Assuming test failure with a p-value below 0.001 or above 0.999 implies a 0.2% probability of a single test yielding a "false positive" purely by chance with an ideal generator. Running BigCrush 100 times (for a total of 25400 sub-tests), around 50.8 such chance "errors" would be anticipated.

```
biski64, 51 failed subtests (out of 25400 total)
  5 subtests failed twice

wyrand, 55 failed subtests (out of 25400 total)
  1 subtest failed THREE times
  5 subtests failed twice

sfc64, 70 failed subtests (out of 25400 total)
  1 subtest failed THREE times
  12 subtests failed twice

xoroshiro128++, 54 failed subtests (out of 25400 total)
  1 subtest failed FOUR times
  4 subtests failed twice

xoroshiro256++, 60 failed subtests (out of 25400 total)
  1 subtest failed THREE times
  5 subtests failed twice

pcg128_xsl_rr_64, 47 failed subtests (out of 25400 total)
  1 subtest failed FIVE times
  4 subtests failed twice
```
*(Note: For an ideal random generator, seeing three or more failures for a specific subtest would not be expected.)*


## Design

Motivated by M.E. O'Neill's post, [Does It Beat the Minimal Standard](https://www.pcg-random.org/posts/does-it-beat-the-minimal-standard.html) - the initial design for `biski64` used a scaled down version with 8-bit state variables.  This allowed for fast iteration using PractRand.

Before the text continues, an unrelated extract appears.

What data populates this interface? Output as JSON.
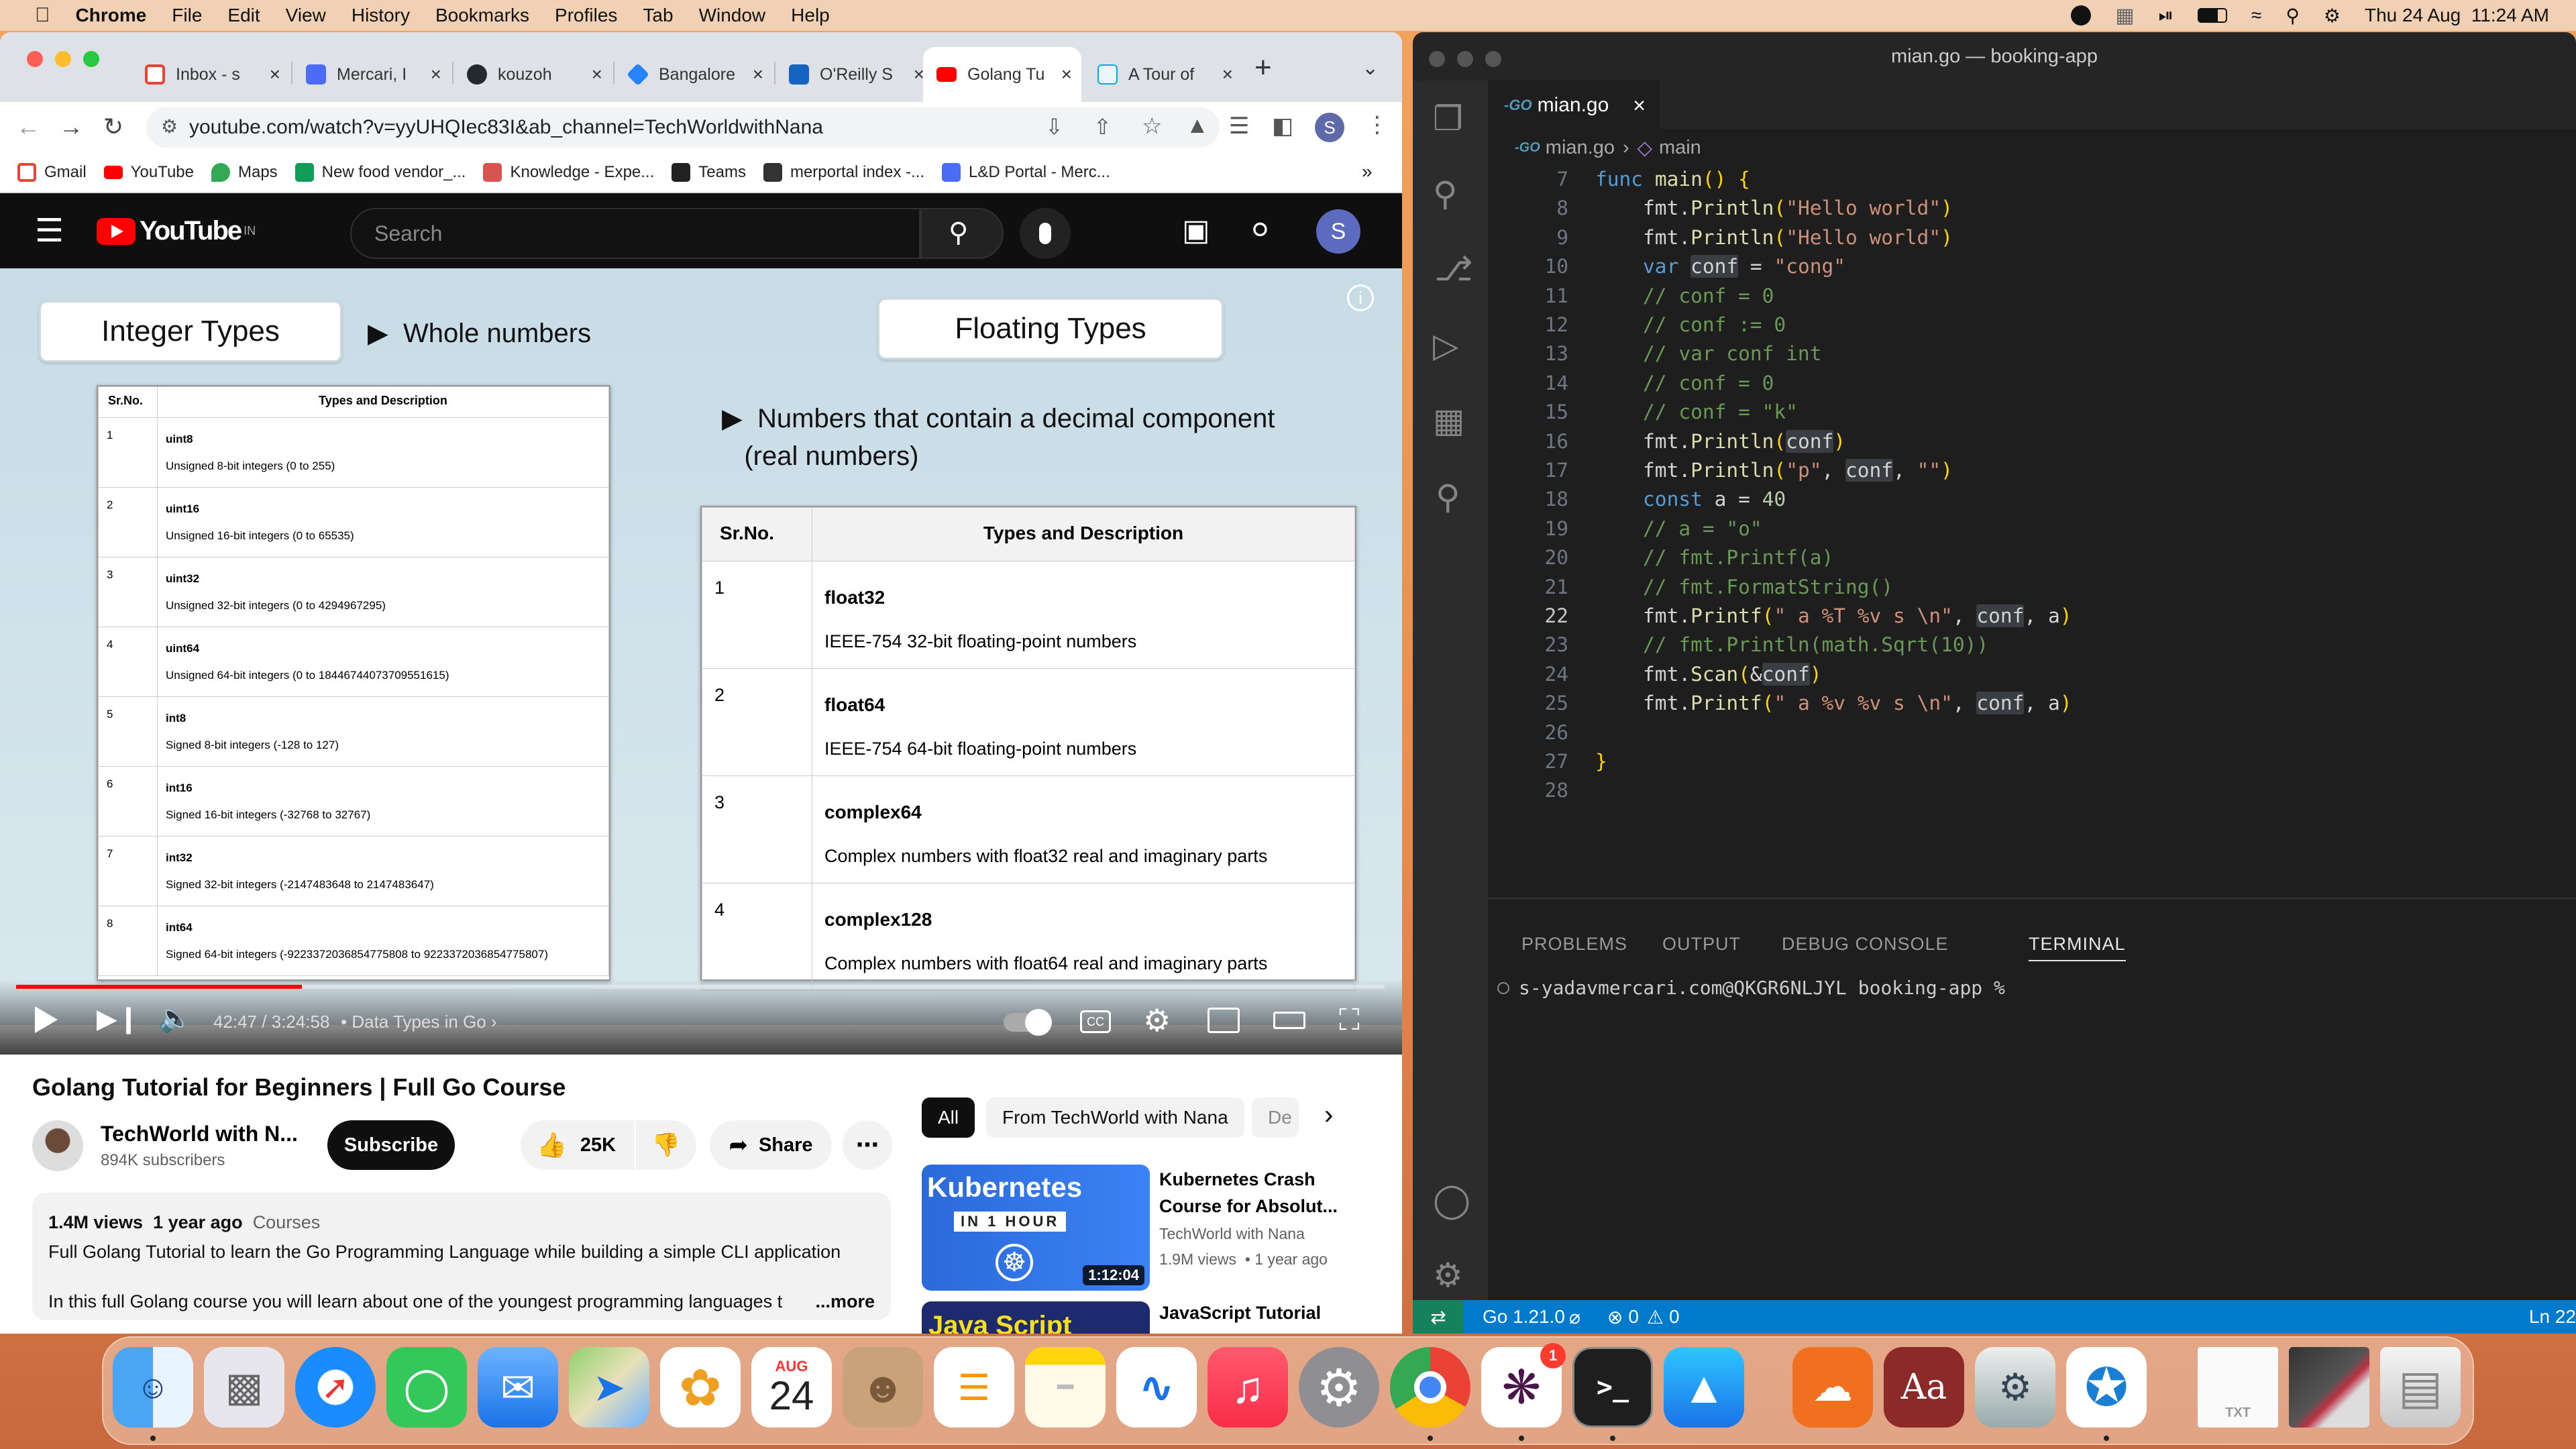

Once the algorithm was settled on, parameters were selected as follows:
1. **Additive Constant** - Multiple additive constants were tested using a 16-bit state variable version.  For each constant all rotation constants r1 and r2 were iterated over (r1 < r2) and PractRand was run to determine how far each (additiveConstant, r1, r2) variant could get.  The highest performing constant was 0x9999 - passing the most rotational pairs at the highest level.  This constant was then scaled to 0x9999999999999999 in the full 64-bit version.
2. **Rotation Constants** - It was observed that bitsPerStateVar / 4 showed up frequently at the highest level for r1, as well as integers near bitsPerStateVar * (ɸ - 1) for r2.  This was then used as a heuristic for rotation constants in the 32-bit and 64-bit versions.
3. **BigCrush Confirmation** - BigCrush was run 100 times on five selected full size 64-bit variants (using the above heuristics).  The observed r2 values were 39 and 40 - supporting the theory that r1=bits/4 and r2=bits * (ɸ - 1) were solid heuristics. r2=40 was then deemed the best (as it exhibited no subtests failing three times) - and then used for the full 64-bit version.

```
(r1=16, r2=37) 64 subtests failed (out of 25400 total)
   2 subtests failed THREE times
   7 subtests failed twice

(r1=16, r2=339) 46 subtests failed (out of 25400 total)
   1 subtest failed THREE times
   4 subtests failed twice

(r1=16, r2=340) 51 subtests failed (out of 25400 total)
   5 subtests failed twice

(r1=16, r2=341) 60 subtests failed (out of 25400 total)
   1 subtest failed THREE times
   6 subtests failed twice

(r1=16, r2=343) 46 subtests failed (out of 25400 total)
   1 subtest failed FOUR times
   1 subtest failed THREE times
   1 subtest failed twice
```


## Notes
Created by Daniel Cota and named after his cat Biscuit - a small and fast Egyptian Mau.